Dans les couloirs, chacun dit connaître un fonctionnaire qui aurait abusé, utilisé sa voiture de fonction pour conduire ses enfants aux sports ou pour faire ses courses, considéré la voiture du ministère comme un « avantage en nature », dont profitent beaucoup d’employés privés dès le niveau management moyen, alors qu’elle devait servir aux besoins de tout le service. En réponse à ce point précis du stationnement de la voiture après l’horaire de travail, le ministre Claude Wiseler (en charge entre autres de l’administration des Ponts et chaussées) plaide pour l’introduction d’un système de géolocalisation centralisé (page 42), plus facile à mettre en place, car automatisé avec des voitures équipées de GPS que la mise en place de la charge administrative supplémentaire de carnets de route.

La Cour se demande aussi si tous les moyens de déplacement autres que la voiture individuelle sont toujours analysés avant l’acquisition d’un nouveau véhicule – comme par exemple les « vélos de service » du ministère du Développement durable et des infrastructures ou les transports en commun. Dès lundi, cet argument a d’ailleurs été repris par le député vert Félix Braz pour critiquer la politique publique en la matière. Par contre, personne, pas même la Cour, n’a encore insisté sur le fait qu’en onze ans, entre 2000 et 2011, le parc automobile de la Police a augmenté de 45 pour cent (de 580 véhicules à 850), comme l’écrit son directeur général Romain Nettgen dans sa lettre de réponse (page 36 du rapport), pour justifier que les huit artisans et ouvriers qui travaillent dans leur garage ne peuvent pas assumer la tache supplémentaire de réparer tous les véhicules de l’État, comme le suggère la Cour.

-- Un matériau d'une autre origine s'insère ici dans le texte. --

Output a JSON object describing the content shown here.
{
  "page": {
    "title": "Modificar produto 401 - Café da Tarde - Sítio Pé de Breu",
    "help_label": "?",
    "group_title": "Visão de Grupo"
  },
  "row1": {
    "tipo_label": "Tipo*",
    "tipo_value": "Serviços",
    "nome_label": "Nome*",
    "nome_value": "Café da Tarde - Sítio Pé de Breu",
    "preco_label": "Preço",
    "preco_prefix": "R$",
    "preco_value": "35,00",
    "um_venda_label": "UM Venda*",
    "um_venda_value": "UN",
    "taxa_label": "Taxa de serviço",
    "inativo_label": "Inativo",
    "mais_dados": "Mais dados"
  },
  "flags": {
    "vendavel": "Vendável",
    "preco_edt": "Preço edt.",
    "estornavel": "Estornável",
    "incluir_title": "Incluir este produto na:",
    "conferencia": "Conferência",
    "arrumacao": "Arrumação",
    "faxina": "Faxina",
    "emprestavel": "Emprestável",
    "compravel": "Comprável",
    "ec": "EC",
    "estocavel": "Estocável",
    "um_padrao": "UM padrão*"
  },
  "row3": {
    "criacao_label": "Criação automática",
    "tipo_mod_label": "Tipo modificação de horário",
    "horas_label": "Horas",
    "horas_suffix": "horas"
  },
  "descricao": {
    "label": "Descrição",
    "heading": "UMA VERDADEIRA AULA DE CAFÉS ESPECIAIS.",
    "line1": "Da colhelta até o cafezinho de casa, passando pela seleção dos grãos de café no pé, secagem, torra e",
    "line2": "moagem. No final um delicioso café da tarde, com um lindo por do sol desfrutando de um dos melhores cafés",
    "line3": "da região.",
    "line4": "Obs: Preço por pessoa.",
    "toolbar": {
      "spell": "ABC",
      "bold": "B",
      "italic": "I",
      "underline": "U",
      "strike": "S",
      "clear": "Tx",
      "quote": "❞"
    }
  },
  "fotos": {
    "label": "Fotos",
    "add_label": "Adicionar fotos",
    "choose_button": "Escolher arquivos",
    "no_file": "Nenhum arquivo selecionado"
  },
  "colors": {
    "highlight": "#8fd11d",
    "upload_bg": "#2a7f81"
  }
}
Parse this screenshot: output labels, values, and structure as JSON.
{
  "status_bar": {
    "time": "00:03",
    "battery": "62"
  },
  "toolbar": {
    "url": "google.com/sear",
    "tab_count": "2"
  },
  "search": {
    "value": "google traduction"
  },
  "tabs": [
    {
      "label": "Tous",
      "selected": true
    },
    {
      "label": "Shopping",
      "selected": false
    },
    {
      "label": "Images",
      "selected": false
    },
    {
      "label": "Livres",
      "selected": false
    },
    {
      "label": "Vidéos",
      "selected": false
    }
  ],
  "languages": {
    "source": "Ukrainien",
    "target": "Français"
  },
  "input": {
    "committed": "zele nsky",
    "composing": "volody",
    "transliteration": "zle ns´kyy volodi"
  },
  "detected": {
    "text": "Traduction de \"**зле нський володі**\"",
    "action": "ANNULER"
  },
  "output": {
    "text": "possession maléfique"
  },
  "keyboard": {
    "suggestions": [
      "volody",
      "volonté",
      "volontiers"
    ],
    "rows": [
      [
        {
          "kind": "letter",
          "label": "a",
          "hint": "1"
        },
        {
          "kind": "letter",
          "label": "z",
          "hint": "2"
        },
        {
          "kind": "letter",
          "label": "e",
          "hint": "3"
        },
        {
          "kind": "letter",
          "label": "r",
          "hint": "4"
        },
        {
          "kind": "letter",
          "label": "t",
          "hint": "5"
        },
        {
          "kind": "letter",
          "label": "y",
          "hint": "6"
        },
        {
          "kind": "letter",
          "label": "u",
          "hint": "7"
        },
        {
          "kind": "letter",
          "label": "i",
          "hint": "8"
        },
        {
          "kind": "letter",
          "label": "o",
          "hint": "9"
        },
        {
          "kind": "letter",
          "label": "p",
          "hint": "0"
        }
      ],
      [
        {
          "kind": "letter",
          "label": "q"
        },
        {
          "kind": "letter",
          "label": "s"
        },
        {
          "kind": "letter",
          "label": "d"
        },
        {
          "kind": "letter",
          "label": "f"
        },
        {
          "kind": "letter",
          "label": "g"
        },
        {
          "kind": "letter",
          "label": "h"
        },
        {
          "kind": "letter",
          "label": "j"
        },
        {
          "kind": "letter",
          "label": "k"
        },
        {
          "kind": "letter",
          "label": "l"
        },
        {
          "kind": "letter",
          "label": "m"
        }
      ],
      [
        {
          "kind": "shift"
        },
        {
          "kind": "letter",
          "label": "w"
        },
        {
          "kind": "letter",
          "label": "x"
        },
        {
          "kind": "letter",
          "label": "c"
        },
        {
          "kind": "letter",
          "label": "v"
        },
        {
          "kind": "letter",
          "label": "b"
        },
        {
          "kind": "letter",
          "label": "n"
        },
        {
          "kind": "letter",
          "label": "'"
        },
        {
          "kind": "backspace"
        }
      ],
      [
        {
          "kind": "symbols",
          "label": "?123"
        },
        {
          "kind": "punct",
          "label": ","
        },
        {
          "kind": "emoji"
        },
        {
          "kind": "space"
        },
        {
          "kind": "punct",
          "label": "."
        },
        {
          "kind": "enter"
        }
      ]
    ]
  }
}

Qui demande aussi une gestion centralisée, une standardisation, voire même une acquisition commune de tous les véhicules pour le compte de l’État, afin de pouvoir négocier de meilleurs prix. Ce qui aurait certainement aussi des désavantages, non seulement pour les administrations, mais aussi pour les concessionnaires qui concourent sur ce marché.

Reste un groupe de voitures plus spécifique : le garage du gouvernement, qui compte une vingtaine de voitures, soit une pour chacun des quinze ministres, quelques voitures de rechange (en cas d’accident par exemple) et deux voitures blindées, notamment pour les visites officielles d’hôtes étrangers. La gestion de ce parc revient au ministre du Développement durable et des infrastructures Claude Wiseler (CSV), qui, dès son entrée en fonction, a introduit une limite de prix d’achat pour ces voitures, limite qui se situe à 70 000 euros, tous équipements spéciaux compris (à l’exception de celles du Premier ministre et du ministre des Affaires étrangères).

Ces grosses berlines, des Mercedes, Audi, BMW ou Lexus surtout, au choix du ministre, sont gardées cinq ans en moyenne, le temps d’un mandat en gros. Si le titulaire change, il reprend en principe aussi la voiture et le chauffeur de son prédécesseur ; seul le Premier ministre en a déjà gardé plus de deux fois plus longtemps. Les carrosses ministériels font quelque 200 000 kilomètres sur cette période. Au sujet de ce garage, la Cour des comptes n’a aucune critique à formuler, se montrant compréhensive pour le fait qu’un ministre, censé travailler tout le temps, doit avoir à sa disposition la logistique nécessaire.

1 Le rapport peut être téléchargé à l’adresse www.cour-des-comptes.lu/rapports/rapports_speciaux/index.php.